Mais curieusement, il n'est pas question
dans les journaux de l'époque de la prise de la Bastille.
Et c'est la remise d'une cocarde tricolore à l'Intendant
de la ville, avec des cris de "Vive le Roi", et "Vive
la Nation".et ce fut une sorte de défilé dans
les rues de la cité et le journaliste des "Annonces",
chiffre le nombre de manifestants à 3000, ce qui est considérable.
Devant l'Hôtel de Ville, la manifestation
se disperse dans le plus grand calme.
Seul point noir, en fin de soirée,
la rumeur enfle : "des brigands et autres malfaiteurs se
seraient introduits dans la ville et en plus, du grain quitterait
la ville la nuit..." C'est le premier indice d'une certaine
peur.
Mardi 21 juillet
Comme l'écrit Romain Gayon, la manifestation
est contagieuse, car tout le monde arbore la cocarde, les ecclésiastiques,
les nobles et même les religieuses....
Et ce fut une fête patriotique avec
les épouses des notables qui vont offrir à madame
l'Intendant une cocarde tricolore, elles étaient au moins
500 femmes !
Et toujours les mêmes cris, "Vive
le Roi ! et vive la Nation".
Ma municipalité n'est pas en reste,
puisque sur la place Séraucourt, un feu de joie est offert
à la population.
On voit que Bourges reste calme et fidèle
au Roi.
Mercredi 22 juillet
C'est le Conseil de la ville (Conseil municipal)

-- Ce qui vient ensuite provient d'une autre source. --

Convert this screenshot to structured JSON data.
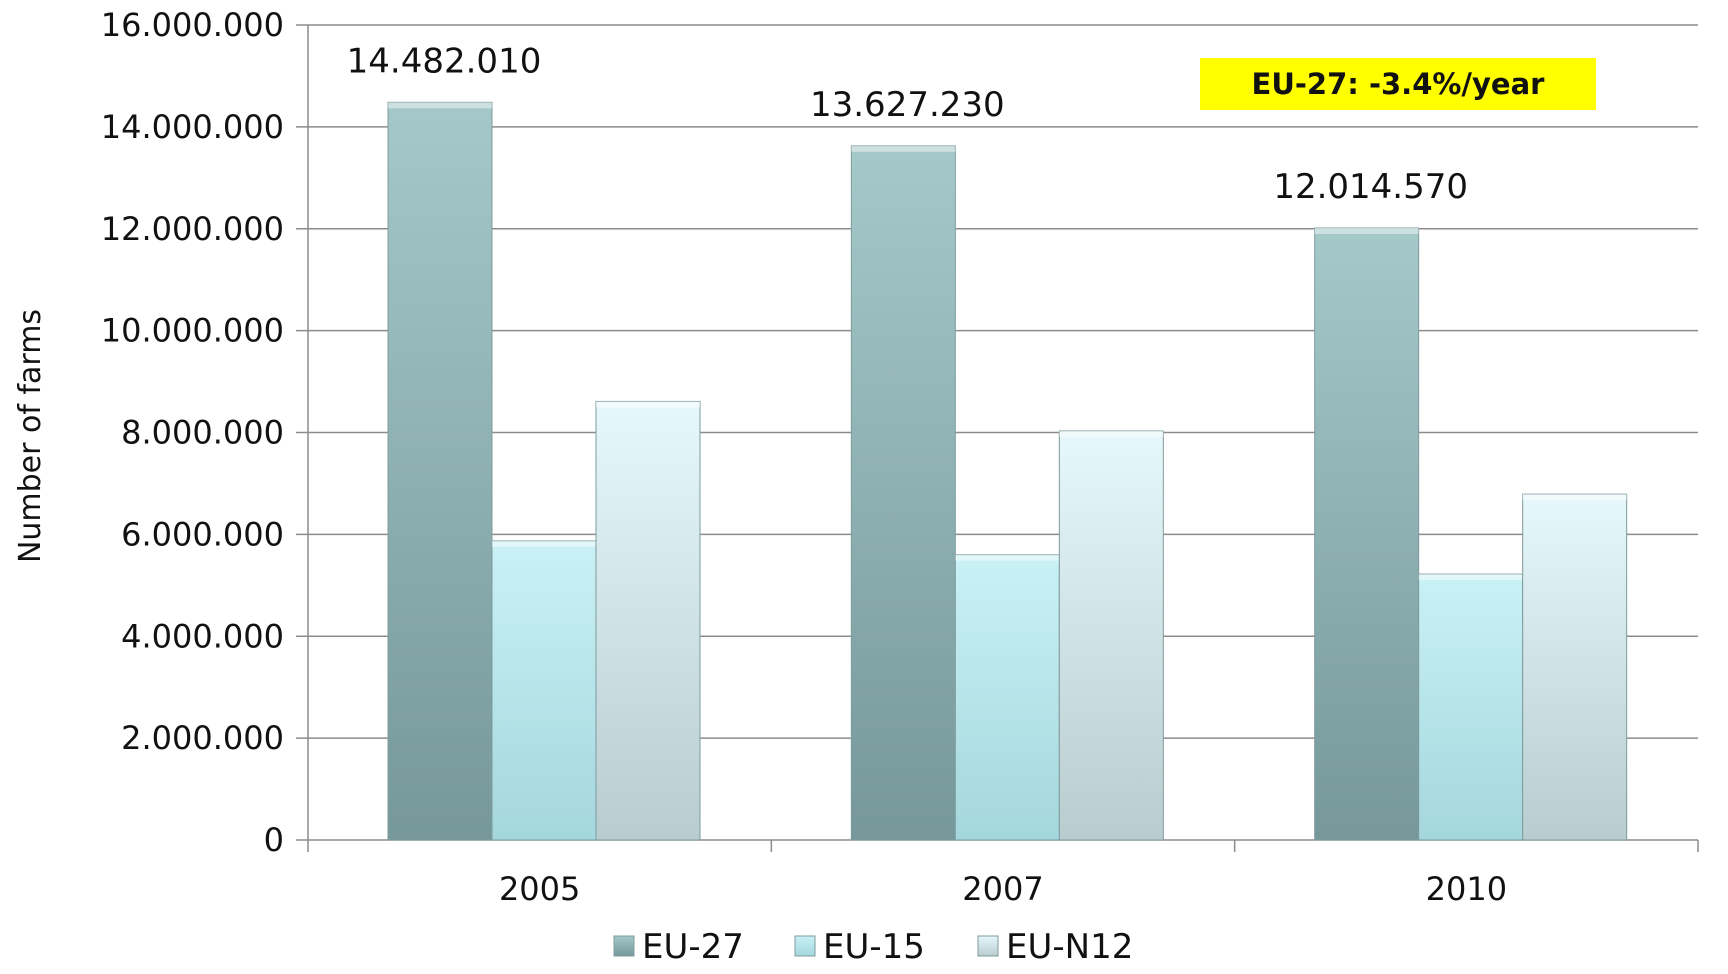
{
  "chart_data": {
    "type": "bar",
    "title": "",
    "xlabel": "",
    "ylabel": "Number of farms",
    "categories": [
      "2005",
      "2007",
      "2010"
    ],
    "series": [
      {
        "name": "EU-27",
        "values": [
          14482010,
          13627230,
          12014570
        ],
        "color": "#8fb4b6"
      },
      {
        "name": "EU-15",
        "values": [
          5870000,
          5600000,
          5220000
        ],
        "color": "#a9e1e8"
      },
      {
        "name": "EU-N12",
        "values": [
          8610000,
          8030000,
          6790000
        ],
        "color": "#cde7ec"
      }
    ],
    "data_labels": [
      {
        "series": "EU-27",
        "category": "2005",
        "text": "14.482.010"
      },
      {
        "series": "EU-27",
        "category": "2007",
        "text": "13.627.230"
      },
      {
        "series": "EU-27",
        "category": "2010",
        "text": "12.014.570"
      }
    ],
    "ylim": [
      0,
      16000000
    ],
    "yticks": [
      0,
      2000000,
      4000000,
      6000000,
      8000000,
      10000000,
      12000000,
      14000000,
      16000000
    ],
    "ytick_labels": [
      "0",
      "2.000.000",
      "4.000.000",
      "6.000.000",
      "8.000.000",
      "10.000.000",
      "12.000.000",
      "14.000.000",
      "16.000.000"
    ],
    "grid": true,
    "legend_position": "bottom",
    "annotation": {
      "text": "EU-27: -3.4%/year",
      "background": "#ffff00"
    }
  }
}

sous la présidence de Clément de Beauvoir, entouré
des 33 conseillers qui sont enthousiastes, avec ce discours du
maire :
" Messieurs, pourrions-nous, étant
bons français, étant sujets fidèles et inviolablement
attachés à Sa majesté, le meilleur des rois,
le plus fait, le plus digne d'être le chef de la Nation
la plus aimante, la plus courageuse, la plus fidèle, d'un
roi qui, par les actes de bonté, de franchise et d'abandon
de sa personne sacrée à l'Assemblée nationale
..."
On remarque l'emphase et ce que pensent
les notables du Roi Louis XVI.
C'est une adresse de remerciement aux députés
des Etats généraux.
L'adresse est rédigée par
5 membres, dont Pierre Antoine Rémond, Louis Augier et
Dom Astruc...
Certains veulent poursuivre la fête
et les manifestations patriotiques, mais beaucoup sont plus réalistes
ou prudents et ils demandent qu'il faut continuer à travailler,
car le pain est cher, et que les manifestations, c'est pour le
dimanche et pas en semaine.
On célèbre toujours la réunion
des trois Ordres le 27 juin aux Etats généraux,
et non pas la prise de la Bastille !
Jeudi 23 juillet
Le Conseil de la Ville propose un Te Deum
en la cathédrale pour le dimanche suivant, toujours pour
la réunion des trois Ordres !
Vendredi 24 juillet
C'est dans l'après midi, la lecture
de l'adresse qui sera envoyée aux députés
à l'Assemblée nationale :
"... Pourrions-nous donc, Messieurs,
ne pas admirer l'éclat de vos vertus et votre dévouement
aux intérêts de la Patrie?".
Samedi 25 juillet
On entend à Bourges le bruit des
canons, mais ce n'est pas une révolte ou une révolution,
mais simplement l'annonce d'une grande fête patriotique
prévue le lendemain dimanche.
Dimanche 26 juillet
C'est la fête à Bourges, et
dès le matin, un char dit "de Triomphe" avec
une belle cavalcade parcours les rues de la Ville.et ils s'en
vont chez M. de Bengy, lieutenant général pour
lui présenter une cocarde qu'il accepte "avec bonté".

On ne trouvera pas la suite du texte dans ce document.